The event also marked the completion of the Southeast Asian component of the project “Building Resilience to High-Impact Hydro-meteorological Events through Strengthening Multi-Hazard Early Warning Systems (MHEWS) in Small Island Developing States (SIDS) and Southeast Asia (SeA)”, which was funded by the Canadian government.
Addressing the conference, General Director of the Vietnam Meteorological and Hydrological Administration Tran Hong Thai said the SeAFFGS is part of the World Meteorological Organisation (WMO)'s global flash flood guidance system, which creates a connection and cooperation between the regional centre for supporting flash flood warnings in Southeast Asia and those across the world.

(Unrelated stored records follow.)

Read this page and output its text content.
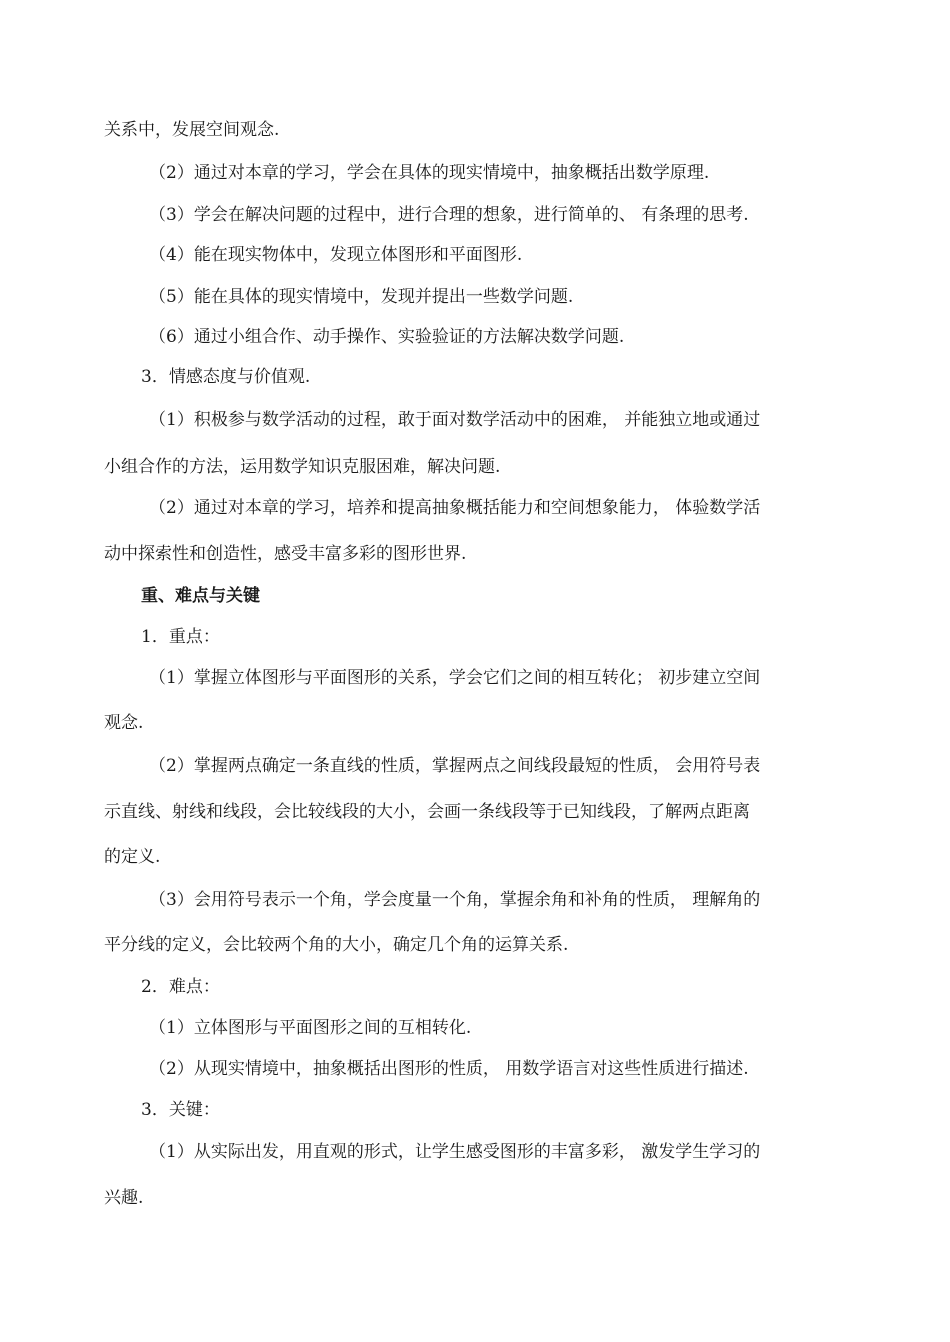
关系中，发展空间观念.
（2）通过对本章的学习，学会在具体的现实情境中，抽象概括出数学原理.
（3）学会在解决问题的过程中，进行合理的想象，进行简单的、 有条理的思考.
（4）能在现实物体中，发现立体图形和平面图形.
（5）能在具体的现实情境中，发现并提出一些数学问题.
（6）通过小组合作、动手操作、实验验证的方法解决数学问题.
3．情感态度与价值观.
（1）积极参与数学活动的过程，敢于面对数学活动中的困难， 并能独立地或通过
小组合作的方法，运用数学知识克服困难，解决问题.
（2）通过对本章的学习，培养和提高抽象概括能力和空间想象能力， 体验数学活
动中探索性和创造性，感受丰富多彩的图形世界.
重、难点与关键
1．重点：
（1）掌握立体图形与平面图形的关系，学会它们之间的相互转化； 初步建立空间
观念.
（2）掌握两点确定一条直线的性质，掌握两点之间线段最短的性质， 会用符号表
示直线、射线和线段，会比较线段的大小，会画一条线段等于已知线段，了解两点距离
的定义.
（3）会用符号表示一个角，学会度量一个角，掌握余角和补角的性质， 理解角的
平分线的定义，会比较两个角的大小，确定几个角的运算关系.
2．难点：
（1）立体图形与平面图形之间的互相转化.
（2）从现实情境中，抽象概括出图形的性质， 用数学语言对这些性质进行描述.
3．关键：
（1）从实际出发，用直观的形式，让学生感受图形的丰富多彩， 激发学生学习的
兴趣.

The Vietnam Meteorological and Hydrological Administration is proud to be selected to host the SeAFFGS, he said, noting that the system integrates many different data sources from satellites, radars, and automatic and topographic measurement stations to support forecasters with effective flash flood and landslide warning information.
As the regional centre for supporting flash flood warnings in Southeast Asia, Vietnam will manage two servers at VNMHA, which provide and exchange data and information with hydro-meteorological centres in Southeast Asia, and coordinate with member countries of SeAFFGS in exploiting and using products of the flash flood warning system in Southeast Asia to improve the forecasting and warning capacity of flash floods and landslides.
Hwirin Kim, Head of WMO’s Hydrological and Water Resources Service Division, stressed that Southeast Asia is a region that is heavily affected by flash floods and landslides in the rainy season so it was chosen to build the SeAFFGS, which is hoped to help the region minimise harmful effects of these disasters.
Participants also emphasised the need to improve the capacity of forecasting and warning of heavy rain and floods in small areas through continuing research and application of new technologies, and promoting cooperation among Southeast Asian nations and WMO in sharing data and raising public awareness of flash floods, landslides./.